Rischio sotto controllo
La qualità del credito rimane solida. Le rettifiche su crediti si fermano a 185 milioni, con un costo del rischio stabile a 17 punti base, perfettamente all’interno del range obiettivo (15-20 pb). Il portafoglio si presenta resiliente: net NPE ratio all’1,4%; tasso di default allo 0,7%; overlay sulle esposizioni in bonis invariati a circa 1,7 miliardi. Anche i livelli di copertura risultano in miglioramento. In sintesi: nessun segnale di deterioramento strutturale, nonostante un contesto macro più incerto.
La “macchina perfetta”
L’amministratore delegato Andrea Orcel rivendica una strategia eseguita “in modo disciplinato su tutte le leve”: crescita dei ricavi, efficienza dei costi e solidità del capitale.

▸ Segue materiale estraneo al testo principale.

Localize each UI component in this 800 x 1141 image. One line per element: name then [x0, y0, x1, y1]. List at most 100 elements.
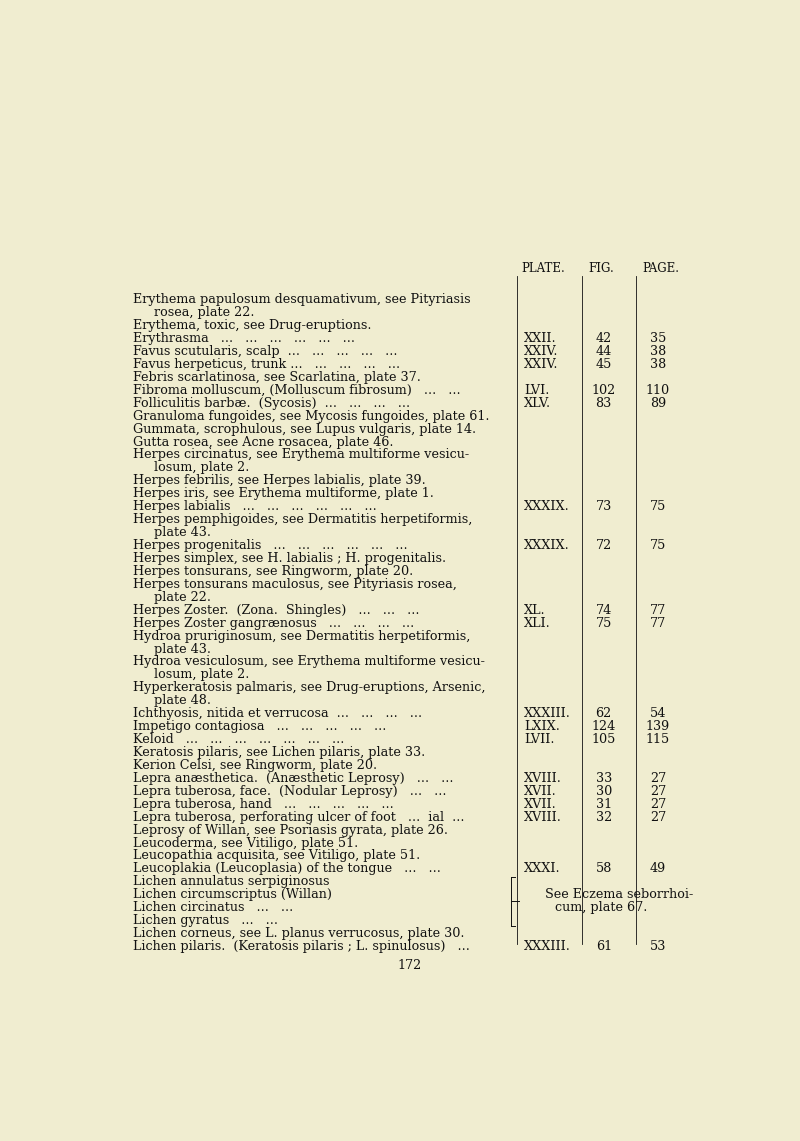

“Una banca ben gestita e diversificata può conseguire rendimenti eccellenti lungo tutto il ciclo macroeconomico”, sottolinea Orcel, rivendicando anche gli investimenti per il futuro. Il riferimento non è casuale: tecnologia, trasformazione interna e cultura aziendale vengono indicati come fattori chiave per affrontare uno scenario geopolitico e macroeconomico “più incerto e complesso”.